Some patients have never undergone dialysis and others have received only peritoneal dialysis.
Histopathologically has a proliferation of dermal fibroblasts and dendritic cells, thickened collagen bundles, increased elastic fibers, and mucin deposition.
More than 90% of proven nephrogenic systemic fibrosis cases are related to gadolinium.
Only seen in patients with severe renal insufficiency,
Resembles eosinophilia-myalgia syndrome.
Only tiny concentrations of gadolinium are needed to stimulate hyaluronan synthesis by fibroblasts.
Anticardiolipin or antiphospholipid antibodies are common in patients with nephrogenic systemic fibrosis.
The incidence of nephrogenic systemic fibrosis is 4.3 cases per 1000 patient-years.
Each radiologic study using gadolinium presents a 2.4% risk for developing nephrogenic systemic fibrosis.
Associated with increased morbidity and mortality.
Many patients become dependent on a wheelchair because of contractures within weeks to months of disease onset.
Patients may report pruritus and/or causalgia.
No racial or sexual prediliction.
Reported in all age groups.
Not correlated with the duration of renal failure.
May be associated with abnormal calcium metabolism and calciphylaxis.
Some patients have known concurrent liver disease, hepatitis C and/or neoplasia.
May have associated hypercoaguable state.
Manifests with induration, thickening, and hardening of the skin with hyperpigmentation.
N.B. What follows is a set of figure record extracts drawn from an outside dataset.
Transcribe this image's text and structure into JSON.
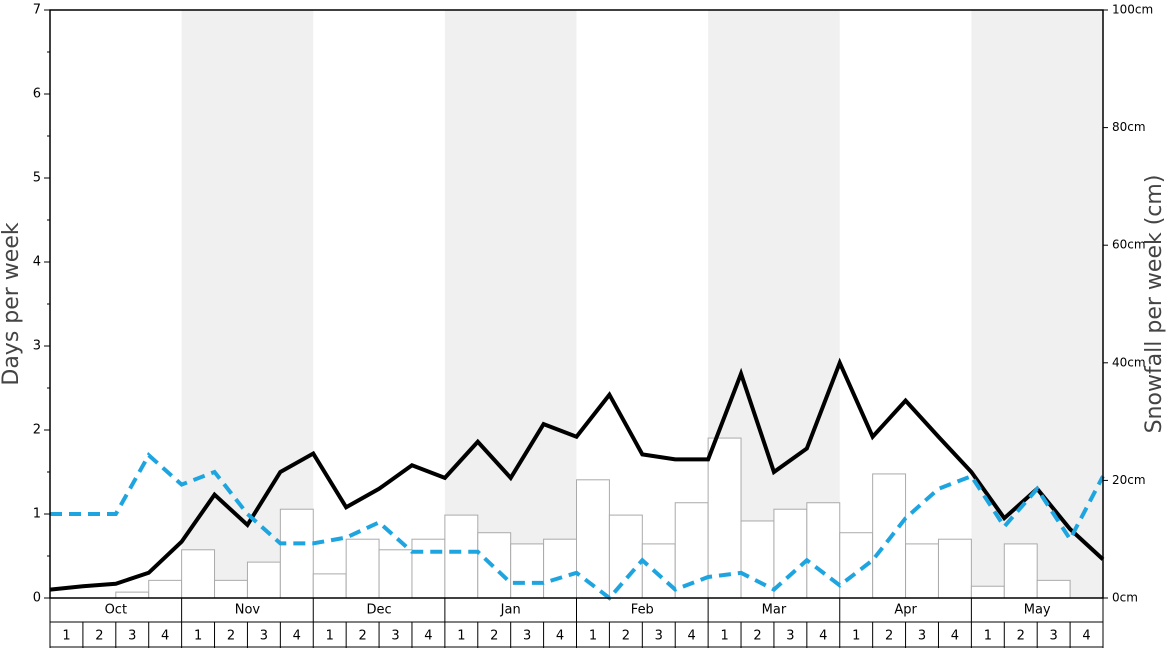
{
  "chart_data": {
    "type": "bar",
    "ylabel": "Days per week",
    "y2label": "Snowfall per week (cm)",
    "months": [
      "Oct",
      "Nov",
      "Dec",
      "Jan",
      "Feb",
      "Mar",
      "Apr",
      "May"
    ],
    "weeks": [
      "1",
      "2",
      "3",
      "4"
    ],
    "ylim": [
      0,
      7
    ],
    "yticks": [
      0,
      1,
      2,
      3,
      4,
      5,
      6,
      7
    ],
    "y2lim": [
      0,
      100
    ],
    "y2ticks": [
      {
        "value": 0,
        "label": "0cm"
      },
      {
        "value": 20,
        "label": "20cm"
      },
      {
        "value": 40,
        "label": "40cm"
      },
      {
        "value": 60,
        "label": "60cm"
      },
      {
        "value": 80,
        "label": "80cm"
      },
      {
        "value": 100,
        "label": "100cm"
      }
    ],
    "shade_color": "#f0f0f0",
    "bars": {
      "axis": "y2",
      "color": "#ffffff",
      "edge": "#aaaaaa",
      "values": [
        0,
        0,
        1,
        3,
        8.2,
        3,
        6.1,
        15.1,
        4.1,
        10,
        8.2,
        10,
        14.1,
        11.1,
        9.2,
        10,
        20.1,
        14.1,
        9.2,
        16.2,
        27.2,
        13.1,
        15.1,
        16.2,
        11.1,
        21.1,
        9.2,
        10,
        2,
        9.2,
        3,
        0
      ]
    },
    "series": [
      {
        "color": "#000000",
        "dashed": false,
        "values": [
          0.1,
          0.14,
          0.17,
          0.3,
          0.67,
          1.23,
          0.87,
          1.5,
          1.72,
          1.08,
          1.3,
          1.58,
          1.43,
          1.86,
          1.43,
          2.07,
          1.92,
          2.42,
          1.71,
          1.65,
          1.65,
          2.67,
          1.5,
          1.78,
          2.8,
          1.92,
          2.35,
          1.92,
          1.5,
          0.95,
          1.3,
          0.82,
          0.46
        ]
      },
      {
        "color": "#1ea5e0",
        "dashed": true,
        "values": [
          1.0,
          1.0,
          1.0,
          1.7,
          1.35,
          1.5,
          1.0,
          0.65,
          0.65,
          0.72,
          0.9,
          0.55,
          0.55,
          0.55,
          0.18,
          0.18,
          0.3,
          0.0,
          0.45,
          0.1,
          0.25,
          0.3,
          0.1,
          0.45,
          0.15,
          0.45,
          0.95,
          1.3,
          1.45,
          0.85,
          1.3,
          0.7,
          1.45
        ]
      }
    ]
  }
}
Peau d’orange appearance may be present.
The skin is often shiny and hard.
Extremities are the most common areas of involvement, followed by the trunk.
Debilitating and sometimes fatal.
Differential diagnosis includes: Calciphylaxis, cellulitis, morphea, dermatofibrosarcoma protuberans, eosinophilia-myalgia syndrome, systemic sclerosis, granuloma annulare, and amyloidosis.
Skin biopsy should be performed for diagnostic purposes.
Rarely partial or complete spontaneous resolution have been reported.
Extracorporeal photopheresis is the best treatment modality.
Cases have reportedly responded to high-dose intravenous immunoglobulins, UV light treatment, alpha interferon, plasmapheresis,intravenous thiosulfate and corticosteroids.
Kidney transplantation may cause resolution of lesions.
No therapy has been effective and renal transplantation may be the best option.